Tuesday, 7 July 2020

The pigeon-eating Lesser Black-Backed Gull and his mate shared their latest victim in the usual place near the Dell restaurant. A hungry Carrion Crow took advantage of a moment of inattention and the female shooed it away. The male gull always washes his face after a meal. He is very particular about his appearance.

A strayed racing pigeon wandered around on the path at the foot of Buck Hill. It seemed happy to be with the ordinary Feral Pigeons and showed no sign of wanting to leave.

This is one of the two young Blackbirds on the lawn to the east of the Dell. It's still being fed by its parents.

Here is the first view of a chick in the Great Crested Grebe nest at the east end of the island.

The father of the two chicks near the bridge looked proudly at his offspring.

One of the other set of two chicks was preening its shining white belly.

A Coot fussed around in a nest in one of the planters in the Italian Garden fountains. It's their third nest this year.

The four Mute Swan cygnets were at the Lido. They are now going through the gawky ragged stage, but they will look better when they get their first coat of proper feathers.

The Black Swan preened, showing off its new white wing feathers which still have the faintest trace of juvenile black tips.

There is an usually high proportion of pale goslings in this new brood of Egyptian Geese. Their father is pale and their mother normal. Pale males are rarer than females, and I'm pretty sure (though I don't actually know) that colour is sex-linked.

A Mallard near the bridge had one unusually dark duckling.

Young perch about two inches long could be seen in the Long Water from the parapet of the Italian Garden. This is a bad picture, but it was very hard to get one at all.

Honeybees were busy in a patch of Meadow Cranesbill at the back of the Lido.

I tried again to get a picture of the tiny multicoloured wasps in the clump of campanulas next to the Triangle car park. They weren't there, but I did find this small bee which I can't identify. Here are two pictures, the second showing distinctive yellow markings on its face.

Update: Duncan Campbell has definitively identified it as a Common Yellow-Face Bee, Hylaeus communis. He remarks that there are 275 species on bee in Britain.
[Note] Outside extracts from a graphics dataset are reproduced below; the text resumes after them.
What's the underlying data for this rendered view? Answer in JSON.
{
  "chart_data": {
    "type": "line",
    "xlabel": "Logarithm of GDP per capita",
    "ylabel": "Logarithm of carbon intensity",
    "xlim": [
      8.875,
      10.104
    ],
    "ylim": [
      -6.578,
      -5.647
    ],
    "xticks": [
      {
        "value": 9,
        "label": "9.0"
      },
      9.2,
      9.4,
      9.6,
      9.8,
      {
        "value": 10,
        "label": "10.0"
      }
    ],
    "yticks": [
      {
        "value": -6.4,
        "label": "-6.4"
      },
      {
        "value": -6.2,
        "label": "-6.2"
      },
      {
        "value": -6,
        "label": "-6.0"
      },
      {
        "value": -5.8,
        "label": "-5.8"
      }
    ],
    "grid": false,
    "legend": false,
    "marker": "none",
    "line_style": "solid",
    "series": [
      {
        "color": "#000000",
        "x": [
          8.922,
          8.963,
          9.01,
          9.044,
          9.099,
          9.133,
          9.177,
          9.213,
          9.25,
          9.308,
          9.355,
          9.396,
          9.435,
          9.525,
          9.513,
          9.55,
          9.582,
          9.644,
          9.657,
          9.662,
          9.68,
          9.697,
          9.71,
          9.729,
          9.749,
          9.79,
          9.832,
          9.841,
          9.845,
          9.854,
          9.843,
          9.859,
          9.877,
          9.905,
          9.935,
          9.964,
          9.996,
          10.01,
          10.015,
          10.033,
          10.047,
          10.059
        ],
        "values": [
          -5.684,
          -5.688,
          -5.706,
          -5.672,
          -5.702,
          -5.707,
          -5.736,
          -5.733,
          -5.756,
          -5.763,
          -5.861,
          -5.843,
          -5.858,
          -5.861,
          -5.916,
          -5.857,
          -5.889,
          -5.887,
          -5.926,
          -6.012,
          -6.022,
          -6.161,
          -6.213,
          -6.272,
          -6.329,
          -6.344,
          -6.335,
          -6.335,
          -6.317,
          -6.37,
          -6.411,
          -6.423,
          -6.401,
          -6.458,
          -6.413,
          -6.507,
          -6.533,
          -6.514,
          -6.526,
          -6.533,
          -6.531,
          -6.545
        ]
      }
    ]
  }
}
  1. That creature is a solitary bee. I think Halictidae is the genus.
    I saw this video recently about them https://www.youtube.com/watch?v=Yh5eoqdMlAE and should be able to do better.

    1. Thanks for at least a partial identification. It seems that the family contains dozens of genera and hundreds of species.

  2. What an incredible pic of the black swan...
    And the honeybees video is very lively...
    What an unusual looking bee/creature..

    1. The number of bee species is huge, but nothing to the number of beetles.

  3. Once the reservoir from which my town gets its drinking water almost had a sanitation problem because gulls, after spending doubtlessly many enjoyable hours having their pick of the choicest bits of waste at the local garbage dump, would then head off to the reservoir to clean themselves very thoroughly, thus fouling up the water. I'd rather not entertain the thought that we may have been drinking gulls' bathwater for months.

    1. Always best not to think too hard about what's in drinking water.